The alternative is to create an environment of fear and tension, in which a child will learn by example that these are the emotions that they should use to address their own feelings, as well as interact with others. Perhaps needless to say, but tension and fear aren’t very helpful when it comes to building a child’s self-esteem or teaching them how to build healthy relationships with others.
 
So, whether you feel like your child’s behavior needs to be corrected or you want to prevent certain behavioral traits from forming in your child, positive discipline may well be the answer.
 
Positive discipline helps children learn self-discipline, self-respect, personal responsibility, and self-confidence. And, if you love your child or believe that children are, indeed, our future, who wouldn’t want more children to have those traits?!?
 
Steps You Can Take…
 
There are numerous resources available for parents interested in learning more about how to practice positive discipline, and a quick Internet search will bring up numerous resources ranging from books, to videos, to classes that will teach you the techniques used in positive discipline.
 
Whether you’re a new parent who wants to learn more about positive discipline for your family’s future or you’re the parent of tween, teen, or adolescent that is simply looking for a more effective means of interacting and disciplining your child, help is available.
 
The first step is to do a little research on positive discipline and learn what you can about the methods and techniques involved and the benefits it offers.
 
After you’ve done some research, start putting what you’ve learned into practice.
 
And, if you need help, remember that help is available.

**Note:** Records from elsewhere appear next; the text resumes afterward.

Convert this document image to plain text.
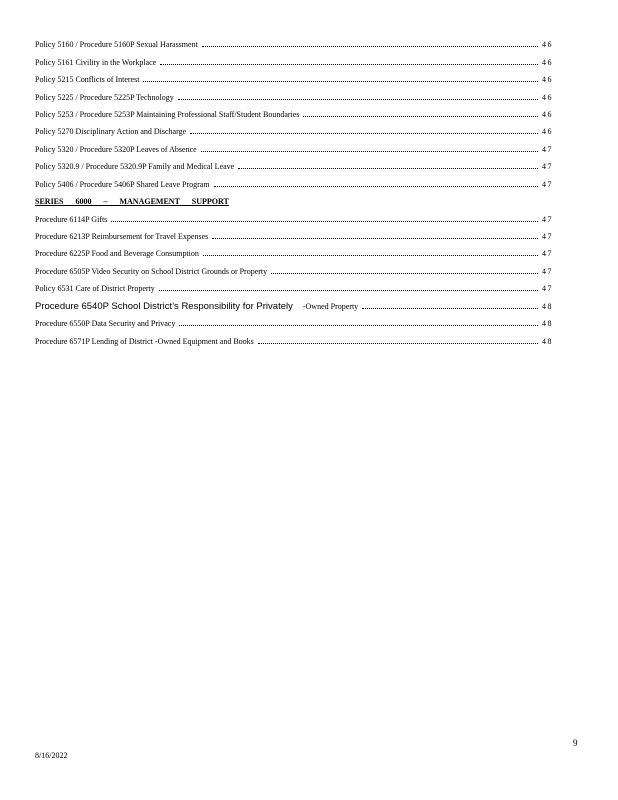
Policy 5160 / Procedure 5160P Sexual Harassment	46
Policy 5161 Civility in the Workplace	46
Policy 5215 Conflicts of Interest	46
Policy 5225 / Procedure 5225P Technology	46
Policy 5253 / Procedure 5253P Maintaining Professional Staff/Student Boundaries	46
Policy 5270 Disciplinary Action and Discharge	46
Policy 5320 / Procedure 5320P Leaves of Absence	47
Policy 5320.9 / Procedure 5320.9P Family and Medical Leave	47
Policy 5406 / Procedure 5406P Shared Leave Program	47
SERIES 6000 – MANAGEMENT SUPPORT
Procedure 6114P Gifts	47
Procedure 6213P Reimbursement for Travel Expenses	47
Procedure 6225P Food and Beverage Consumption	47
Procedure 6505P Video Security on School District Grounds or Property	47
Policy 6531 Care of District Property	47
Procedure 6540P School District’s Responsibility for Privately -Owned Property	48
Procedure 6550P Data Security and Privacy	48
Procedure 6571P Lending of District -Owned Equipment and Books	48
9
8/16/2022
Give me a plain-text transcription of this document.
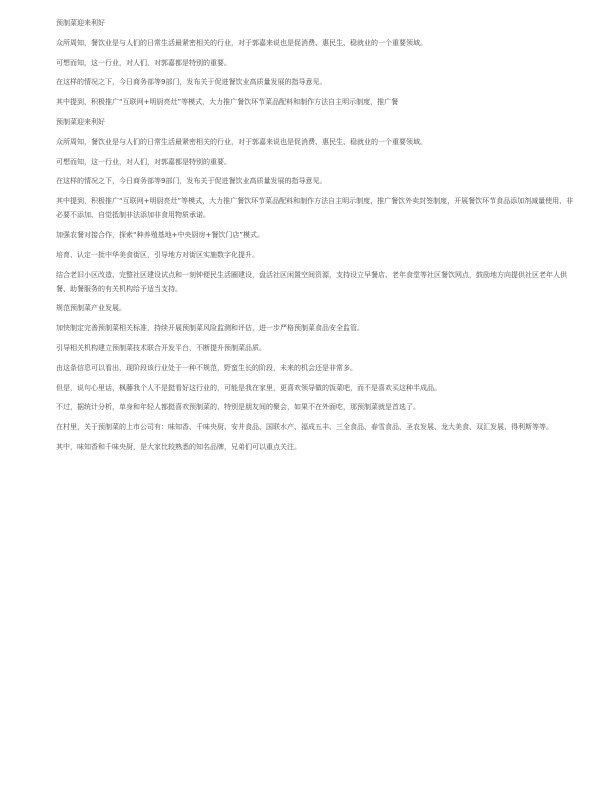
预制菜迎来利好

众所周知，餐饮业是与人们的日常生活最紧密相关的行业，对于郭嘉来说也是促消费、惠民生、稳就业的一个重要领域。

可想而知，这一行业，对人们，对郭嘉都是特别的重要。

在这样的情况之下，今日商务部等9部门，发布关于促进餐饮业高质量发展的指导意见。

其中提到，积极推广“互联网+明厨亮灶”等模式，大力推广餐饮环节菜品配料和制作方法自主明示制度，推广餐

预制菜迎来利好

众所周知，餐饮业是与人们的日常生活最紧密相关的行业，对于郭嘉来说也是促消费、惠民生、稳就业的一个重要领域。

可想而知，这一行业，对人们，对郭嘉都是特别的重要。

在这样的情况之下，今日商务部等9部门，发布关于促进餐饮业高质量发展的指导意见。

其中提到，积极推广“互联网+明厨亮灶”等模式，大力推广餐饮环节菜品配料和制作方法自主明示制度，推广餐饮外卖封签制度，开展餐饮环节食品添加剂减量使用、非必要不添加、自觉抵制非法添加非食用物质承诺。

加强农餐对接合作，探索“种养殖基地+中央厨房+餐饮门店”模式。

培育、认定一批中华美食街区，引导地方对街区实施数字化提升。

结合老旧小区改造、完整社区建设试点和一刻钟便民生活圈建设，盘活社区闲置空间资源，支持设立早餐店、老年食堂等社区餐饮网点，鼓励地方向提供社区老年人供餐、助餐服务的有关机构给予适当支持。

规范预制菜产业发展。

加快制定完善预制菜相关标准，持续开展预制菜风险监测和评估，进一步严格预制菜食品安全监管。

引导相关机构建立预制菜技术联合开发平台，不断提升预制菜品质。

由这条信息可以看出，现阶段该行业处于一种不规范，野蛮生长的阶段，未来的机会还是非常多。

但是，说句心里话，枫藤我个人不是挺看好这行业的，可能是我在家里，更喜欢领导做的饭菜吧，而不是喜欢买这种半成品。

不过，据统计分析，单身和年轻人都挺喜欢预制菜的，特别是朋友间的聚会，如果不在外面吃，那预制菜就是首选了。

在村里，关于预制菜的上市公司有：味知香、千味央厨、安井食品、国联水产、福成五丰、三全食品、春雪食品、圣农发展、龙大美食、双汇发展、得利斯等等。

其中，味知香和千味央厨，是大家比较熟悉的知名品牌，兄弟们可以重点关注。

You can always contact a professional counselor or licensed marriage and family therapist who specializes in family counseling and helping parents implement positive discipline.
 
And, remember, as long as your child is living at home, it may never be too late to start practicing positive discipline… However, the earlier you start implementing positive parenting techniques with your child the more effective they’ll be, both in terms of helping your relationship with your child be the best that it can be and at helping your child become the confident, respectful, healthy, and well-adjusted, and self-actualizing adult you hope they’ll become.